Pompeii wasn’t covered pools of thick lava like the landslide I had long imagined; it was covered in ashes, which contained toxic fumes. Of the 20,000 residents, 15,000 escaped, and the ones who stayed didn't realize how bad it would have been. The petrified bodies popularly shown in textbooks covering their mouths were probably not praying, but trying to breathe. I can’t stomach putting up photos of those and the dogs’ we saw in glass cases. The ash effectively preserved the entire city for almost 2000 years, until (get this!) Mussolini commissioned the city to be dug out of the ash, the daily lives of a whole city revealed.
Back in the day, town of Pompeii was large and extremely wealthy. Almost all the homes had pools, filled by a big hole in the roof and fresh rain. Residents lived sumptuously (unless you were a slave), many spending the afternoons in the elaborate spas.

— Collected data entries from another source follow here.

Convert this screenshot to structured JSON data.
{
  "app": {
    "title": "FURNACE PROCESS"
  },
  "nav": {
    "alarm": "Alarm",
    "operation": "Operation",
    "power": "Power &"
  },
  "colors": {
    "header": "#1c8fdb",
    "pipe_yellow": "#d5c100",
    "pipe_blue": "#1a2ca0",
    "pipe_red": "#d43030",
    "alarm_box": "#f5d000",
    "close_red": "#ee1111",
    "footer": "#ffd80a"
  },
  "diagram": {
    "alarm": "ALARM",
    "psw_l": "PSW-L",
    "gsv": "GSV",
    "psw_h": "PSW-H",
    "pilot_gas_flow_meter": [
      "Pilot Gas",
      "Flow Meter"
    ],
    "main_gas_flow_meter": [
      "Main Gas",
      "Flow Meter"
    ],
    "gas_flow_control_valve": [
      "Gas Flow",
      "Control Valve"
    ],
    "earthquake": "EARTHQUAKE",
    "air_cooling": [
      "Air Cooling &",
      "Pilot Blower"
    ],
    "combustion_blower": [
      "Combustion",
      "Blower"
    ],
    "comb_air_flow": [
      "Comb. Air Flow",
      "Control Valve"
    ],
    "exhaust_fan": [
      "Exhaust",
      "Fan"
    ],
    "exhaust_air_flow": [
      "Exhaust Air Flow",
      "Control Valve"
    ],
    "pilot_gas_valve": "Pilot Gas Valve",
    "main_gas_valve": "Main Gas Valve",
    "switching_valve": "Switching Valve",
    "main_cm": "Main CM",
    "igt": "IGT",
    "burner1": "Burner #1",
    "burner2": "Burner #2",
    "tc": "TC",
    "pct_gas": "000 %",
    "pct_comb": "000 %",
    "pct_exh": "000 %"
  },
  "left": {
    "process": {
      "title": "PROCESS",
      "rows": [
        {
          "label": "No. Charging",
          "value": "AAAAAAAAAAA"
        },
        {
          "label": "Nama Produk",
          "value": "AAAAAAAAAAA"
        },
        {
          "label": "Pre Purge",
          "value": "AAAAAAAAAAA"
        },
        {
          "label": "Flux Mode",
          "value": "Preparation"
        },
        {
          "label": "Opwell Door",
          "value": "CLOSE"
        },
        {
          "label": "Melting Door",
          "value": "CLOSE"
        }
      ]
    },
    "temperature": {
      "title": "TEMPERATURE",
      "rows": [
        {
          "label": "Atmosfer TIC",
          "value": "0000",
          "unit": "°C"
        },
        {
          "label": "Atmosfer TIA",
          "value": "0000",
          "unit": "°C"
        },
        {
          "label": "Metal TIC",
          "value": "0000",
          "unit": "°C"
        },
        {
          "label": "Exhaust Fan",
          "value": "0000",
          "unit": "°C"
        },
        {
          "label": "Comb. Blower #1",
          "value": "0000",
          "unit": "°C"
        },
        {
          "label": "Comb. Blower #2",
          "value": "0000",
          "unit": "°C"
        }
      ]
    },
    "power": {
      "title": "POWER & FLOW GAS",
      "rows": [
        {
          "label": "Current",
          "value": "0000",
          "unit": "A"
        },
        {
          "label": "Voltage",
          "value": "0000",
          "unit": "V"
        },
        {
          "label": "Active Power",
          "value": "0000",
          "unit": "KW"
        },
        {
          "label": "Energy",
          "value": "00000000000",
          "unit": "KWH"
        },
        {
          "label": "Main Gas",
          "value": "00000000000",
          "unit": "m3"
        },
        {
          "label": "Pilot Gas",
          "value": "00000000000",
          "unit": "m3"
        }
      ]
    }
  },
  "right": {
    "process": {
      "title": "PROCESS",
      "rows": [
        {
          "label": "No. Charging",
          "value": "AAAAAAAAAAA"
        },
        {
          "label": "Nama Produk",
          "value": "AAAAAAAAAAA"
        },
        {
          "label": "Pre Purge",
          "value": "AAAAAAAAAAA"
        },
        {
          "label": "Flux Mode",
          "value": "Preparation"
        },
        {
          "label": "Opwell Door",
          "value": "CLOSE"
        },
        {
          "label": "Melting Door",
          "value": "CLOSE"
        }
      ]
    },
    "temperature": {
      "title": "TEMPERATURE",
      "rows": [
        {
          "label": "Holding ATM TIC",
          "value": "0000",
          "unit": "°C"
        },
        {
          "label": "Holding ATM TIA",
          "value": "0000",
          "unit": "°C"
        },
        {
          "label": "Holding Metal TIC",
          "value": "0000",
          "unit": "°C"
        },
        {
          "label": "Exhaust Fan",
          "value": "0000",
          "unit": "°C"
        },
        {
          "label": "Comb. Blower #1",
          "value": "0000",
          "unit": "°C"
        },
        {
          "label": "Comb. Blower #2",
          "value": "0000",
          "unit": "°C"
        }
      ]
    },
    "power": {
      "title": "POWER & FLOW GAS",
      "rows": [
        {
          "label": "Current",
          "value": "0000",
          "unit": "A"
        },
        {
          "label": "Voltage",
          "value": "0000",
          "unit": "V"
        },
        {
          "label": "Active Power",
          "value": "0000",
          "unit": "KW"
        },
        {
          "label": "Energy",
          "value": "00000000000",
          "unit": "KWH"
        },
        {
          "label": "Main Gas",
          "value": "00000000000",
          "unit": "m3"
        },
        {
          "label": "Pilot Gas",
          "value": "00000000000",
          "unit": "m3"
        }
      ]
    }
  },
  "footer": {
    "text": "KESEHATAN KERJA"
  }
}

Although certain aspects of the society were distasteful to modern cleanliness, Pompeians were quite advanced. They built water systems to flow from mountains to public wells, which marked directions instead of streets. Hey man, see you at the Bear Well. Also, McDonalds had a predecessor in the over one hundred fast food joints across the city. It's true; we saw their soup stations.
While there are a thousand facts to be learned, a thousand lives to be imagined, what I pull out of the push of information about Pompeii is the gift of seeing. Seeing that humanity roils underneath both ancient stones and modern sidewalks. We buy and sell, we eat and sleep, we beautify our surroundings, we love. This might sound monotonously cramped, but I find it beautiful. I don't wish on myself walking in sandals in the winter, but it could have been me, walking under these arches, jumping onto the sidewalk to avoid the wooden carts.
Instead of frescos, there is smooth paint. Instead of an indoor pool, there is a sink. Although the tragedy and pain is saved for us at its peak in Pompeii, so are the instants of everyday life, the wagon-wheel ruts, the water vases.
And that's about all the information I should ever put into a blog post. No fun! Anyway, it looks like the bell's about to ring, so I'll let you go with no homework. Deal?